This is the positive kind of psychological squatting. It’s not the pathologies, anxieties and neuroses that bedevil us all in different ways.

For example, a few years ago I read painter Makoto Fujimura’s Lenten reflection on beauty, and I have not stopped thinking about it since.

Last fall I read Judy Wu Dominick’s essay on the Christian mandate to subvert tribalism through nuance, and it is a banner under which I march.

And about a year ago, I came across these words from Hannah Arendt: “Forgiveness is the only way to reverse the irreversible flow of history.”

I thought of that quote last night while watching “Three Billboards Outside Ebbing, Missouri.”

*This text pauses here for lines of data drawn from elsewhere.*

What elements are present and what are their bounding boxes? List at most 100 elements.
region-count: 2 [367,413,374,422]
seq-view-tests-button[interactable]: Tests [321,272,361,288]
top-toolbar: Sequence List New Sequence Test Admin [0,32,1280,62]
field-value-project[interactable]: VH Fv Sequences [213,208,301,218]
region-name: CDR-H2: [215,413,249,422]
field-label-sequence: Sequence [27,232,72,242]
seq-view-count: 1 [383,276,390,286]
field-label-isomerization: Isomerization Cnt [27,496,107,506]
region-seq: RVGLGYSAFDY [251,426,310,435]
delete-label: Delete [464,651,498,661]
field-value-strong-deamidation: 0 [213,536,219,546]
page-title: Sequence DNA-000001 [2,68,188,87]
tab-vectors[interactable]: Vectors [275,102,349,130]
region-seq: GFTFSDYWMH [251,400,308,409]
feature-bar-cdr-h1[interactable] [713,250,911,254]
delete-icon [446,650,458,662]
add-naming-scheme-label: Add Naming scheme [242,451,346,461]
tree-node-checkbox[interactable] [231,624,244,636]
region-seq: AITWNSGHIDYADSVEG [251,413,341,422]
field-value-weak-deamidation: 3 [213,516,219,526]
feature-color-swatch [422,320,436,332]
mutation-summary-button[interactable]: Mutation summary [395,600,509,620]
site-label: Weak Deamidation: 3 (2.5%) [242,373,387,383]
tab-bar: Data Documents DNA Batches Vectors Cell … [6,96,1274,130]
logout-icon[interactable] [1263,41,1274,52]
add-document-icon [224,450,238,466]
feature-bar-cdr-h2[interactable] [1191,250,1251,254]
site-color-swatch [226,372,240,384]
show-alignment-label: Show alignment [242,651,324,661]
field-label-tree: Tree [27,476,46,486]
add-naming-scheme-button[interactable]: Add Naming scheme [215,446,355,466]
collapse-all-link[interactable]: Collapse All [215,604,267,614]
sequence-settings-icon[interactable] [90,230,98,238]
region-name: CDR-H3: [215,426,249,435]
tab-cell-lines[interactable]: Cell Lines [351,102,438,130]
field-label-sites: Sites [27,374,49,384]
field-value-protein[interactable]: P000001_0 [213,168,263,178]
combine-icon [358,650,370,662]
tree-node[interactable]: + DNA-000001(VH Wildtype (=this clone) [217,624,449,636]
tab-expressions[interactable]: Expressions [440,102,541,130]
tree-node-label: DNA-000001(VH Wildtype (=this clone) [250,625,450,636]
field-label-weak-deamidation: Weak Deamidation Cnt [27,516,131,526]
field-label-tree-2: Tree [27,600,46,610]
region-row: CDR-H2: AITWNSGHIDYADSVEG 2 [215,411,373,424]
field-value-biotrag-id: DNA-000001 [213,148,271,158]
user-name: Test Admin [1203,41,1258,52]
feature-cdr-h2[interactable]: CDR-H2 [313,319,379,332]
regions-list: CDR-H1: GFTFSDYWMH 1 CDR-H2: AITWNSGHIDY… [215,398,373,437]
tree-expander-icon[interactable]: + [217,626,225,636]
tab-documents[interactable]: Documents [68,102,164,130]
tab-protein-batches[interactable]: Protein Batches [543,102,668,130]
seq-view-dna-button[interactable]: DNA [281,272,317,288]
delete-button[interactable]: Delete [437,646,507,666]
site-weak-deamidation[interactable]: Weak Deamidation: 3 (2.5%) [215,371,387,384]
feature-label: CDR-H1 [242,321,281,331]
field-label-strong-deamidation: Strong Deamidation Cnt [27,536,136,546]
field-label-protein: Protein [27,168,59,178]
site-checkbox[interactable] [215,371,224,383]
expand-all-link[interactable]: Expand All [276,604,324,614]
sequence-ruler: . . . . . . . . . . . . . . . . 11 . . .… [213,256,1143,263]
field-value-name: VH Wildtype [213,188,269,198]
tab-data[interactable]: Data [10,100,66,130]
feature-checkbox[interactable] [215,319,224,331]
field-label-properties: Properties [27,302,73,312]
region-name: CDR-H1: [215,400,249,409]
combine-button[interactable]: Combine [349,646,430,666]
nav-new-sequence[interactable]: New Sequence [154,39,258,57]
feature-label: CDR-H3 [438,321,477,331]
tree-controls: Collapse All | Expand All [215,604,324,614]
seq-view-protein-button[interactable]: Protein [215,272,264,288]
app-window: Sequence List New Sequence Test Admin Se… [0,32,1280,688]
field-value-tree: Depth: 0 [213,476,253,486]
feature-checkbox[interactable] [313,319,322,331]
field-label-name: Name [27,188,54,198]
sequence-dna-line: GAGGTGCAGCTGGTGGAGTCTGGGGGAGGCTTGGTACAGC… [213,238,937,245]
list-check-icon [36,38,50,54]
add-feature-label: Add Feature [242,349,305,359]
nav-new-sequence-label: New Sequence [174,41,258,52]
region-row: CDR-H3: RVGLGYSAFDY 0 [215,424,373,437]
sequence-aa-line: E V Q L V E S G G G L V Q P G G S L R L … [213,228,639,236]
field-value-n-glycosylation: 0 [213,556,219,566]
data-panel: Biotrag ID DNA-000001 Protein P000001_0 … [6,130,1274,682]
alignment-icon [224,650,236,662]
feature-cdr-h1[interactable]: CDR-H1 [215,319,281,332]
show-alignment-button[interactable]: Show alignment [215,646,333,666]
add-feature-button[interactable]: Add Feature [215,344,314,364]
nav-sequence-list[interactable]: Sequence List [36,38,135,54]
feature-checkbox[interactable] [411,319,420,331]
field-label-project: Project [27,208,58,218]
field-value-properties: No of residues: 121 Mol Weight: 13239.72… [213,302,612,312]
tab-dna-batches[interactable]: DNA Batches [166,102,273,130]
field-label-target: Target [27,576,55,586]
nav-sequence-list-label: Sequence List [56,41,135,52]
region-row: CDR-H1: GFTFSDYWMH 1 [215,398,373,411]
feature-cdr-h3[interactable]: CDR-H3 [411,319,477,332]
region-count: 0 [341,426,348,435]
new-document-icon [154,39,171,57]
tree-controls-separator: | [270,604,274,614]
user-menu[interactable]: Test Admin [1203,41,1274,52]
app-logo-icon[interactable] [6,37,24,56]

Scene after scene, the film demonstrated the frailty and brokenness of our humanity, with just enough lighthearted humor to keep it from veering into outright despair.

The most poignant metaphor for our brokenness was Dixon’s entrance to his hospital room after being treated for burns. He looks out from his head wrap to see Red Welby, bloodied and bruised by his own hand, sitting on the other bed.

Red is offered a choice: forgive — and break the cycle of violence, hatred and despair — or seek revenge, and escalate it.

As one character says, “Anger begets more anger.”

Only forgiveness can stop this. Forgiveness is a miracle. It is often something we cannot do on our own. Our willpower is not enough, even if our will somehow bends toward the righteous path. We need power outside ourselves to shape our will and to give us the power to follow that path.